20 Years of IT History: Connecting Devices, Data and People

The story of the past 20 years of technology has been all about connecting the dots between computers, data and the people who use them.

By Fred Hapgood

PAGE 7

2005: Multicore Processors

AMD, the microprocessor manufacturer, announced the first multicore microprocessor. Shortly thereafter, Intel follows suit.

Multicore computing is understood as a new solution to the problem of improving processor performance, but it might be much more than that.

For decades computer scientists have known there’s an alternative to traditional computing: having many processors working on the same problem at the same time. But programming for parallel processing is much harder than programming for a single processor, and that difficulty has discouraged us from exploring that technology.

Truth is, we never really had to go there because single processors got faster so quickly, we never really needed an alternative.

However, ironically, it’s the need for processor speed that is now forcing us to figure out parallel computing. The faster processors run, the more power they consume and the more heat they generate. Both of these are limiting factors. Because multicore gets its edge by running more processors, not faster ones, it allows the core to stay cool and energy-efficient. Many analysts expect multicore to dominate processor design from now on, with the number of connected cores per motherboard rising steadily as we get better at solving the programming problems presented by this new architecture. A decade from now parallel programming will be the standard and perhaps we will be a lot closer to matching the skills of the human brain.

2006: The Network

The growth in average traffic level (75%) outpaced the growth of capacity (47%) on the world’s Internet backbones for the third consecutive year.

For the last few decades, the world’s networking engineers have done prodigies in building track just in front of the advancing locomotive of Internet traffic. But recently the locomotive has been gaining. We might be just a few years away from a new kind of Internet, one in which applications are triaged and bandwidth is metered and everybody has to make do with performance levels far below ideal.

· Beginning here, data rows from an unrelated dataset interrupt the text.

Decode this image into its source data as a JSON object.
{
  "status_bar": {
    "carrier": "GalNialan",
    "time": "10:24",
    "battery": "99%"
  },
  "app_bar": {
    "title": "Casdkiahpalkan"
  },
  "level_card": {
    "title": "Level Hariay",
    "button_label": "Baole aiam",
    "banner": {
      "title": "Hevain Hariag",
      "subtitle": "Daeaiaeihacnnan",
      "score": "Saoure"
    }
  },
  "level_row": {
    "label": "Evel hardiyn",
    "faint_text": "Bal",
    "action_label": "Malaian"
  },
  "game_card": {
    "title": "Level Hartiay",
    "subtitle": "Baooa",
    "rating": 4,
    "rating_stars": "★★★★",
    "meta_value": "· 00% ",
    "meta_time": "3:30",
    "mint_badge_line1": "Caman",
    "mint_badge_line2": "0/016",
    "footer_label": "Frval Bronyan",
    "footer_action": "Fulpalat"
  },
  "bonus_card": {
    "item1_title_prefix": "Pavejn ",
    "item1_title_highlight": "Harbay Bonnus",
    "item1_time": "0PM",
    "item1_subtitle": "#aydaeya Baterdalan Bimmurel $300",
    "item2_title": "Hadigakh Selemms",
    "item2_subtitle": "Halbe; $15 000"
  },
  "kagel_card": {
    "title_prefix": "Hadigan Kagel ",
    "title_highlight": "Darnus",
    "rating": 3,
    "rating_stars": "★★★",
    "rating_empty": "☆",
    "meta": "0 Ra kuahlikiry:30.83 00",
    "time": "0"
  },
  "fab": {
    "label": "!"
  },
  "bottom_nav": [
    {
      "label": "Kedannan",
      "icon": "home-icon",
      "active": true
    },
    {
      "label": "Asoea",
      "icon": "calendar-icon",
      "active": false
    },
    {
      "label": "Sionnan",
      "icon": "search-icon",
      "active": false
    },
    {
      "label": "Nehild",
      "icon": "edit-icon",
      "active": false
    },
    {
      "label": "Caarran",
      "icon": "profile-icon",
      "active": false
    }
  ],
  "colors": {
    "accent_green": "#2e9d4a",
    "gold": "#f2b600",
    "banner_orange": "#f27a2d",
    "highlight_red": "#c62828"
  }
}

While there are many culprits, the biggest appetite out there belongs to video. (In March 2007 more than 100 billion videos were watched by users in the U.S. alone. That’s a lot.) Almost every day brings news of a new Internet video application, from movies on demand to TV-over-IP to civic and or educational applications of YouTube. NBC has just announced that it is planning to use the Internet to carry more than 2,000 hours of Olympics coverage next summer, and NBC will not be the only network streaming from Beijing.

Comparable developments are unfolding in many enterprises as video is used for more functions, from videoconferencing to speeches by management to remote attendance at important conferences. Eventually “bandwidth rationing” will probably arrive even in companies with 10-gigabit LANs, and you can guess on whose shoulders the task of imposing that rationing is going to fall.

That's right. The CIO.

2007: The iPhone

The iPhone: The last word in connectivity? Or the beginning of a new chapter? We'll see.

Steve Jobs demonstrates that he finally and totally and conclusively gets the difference between machines that compute and machines that connect.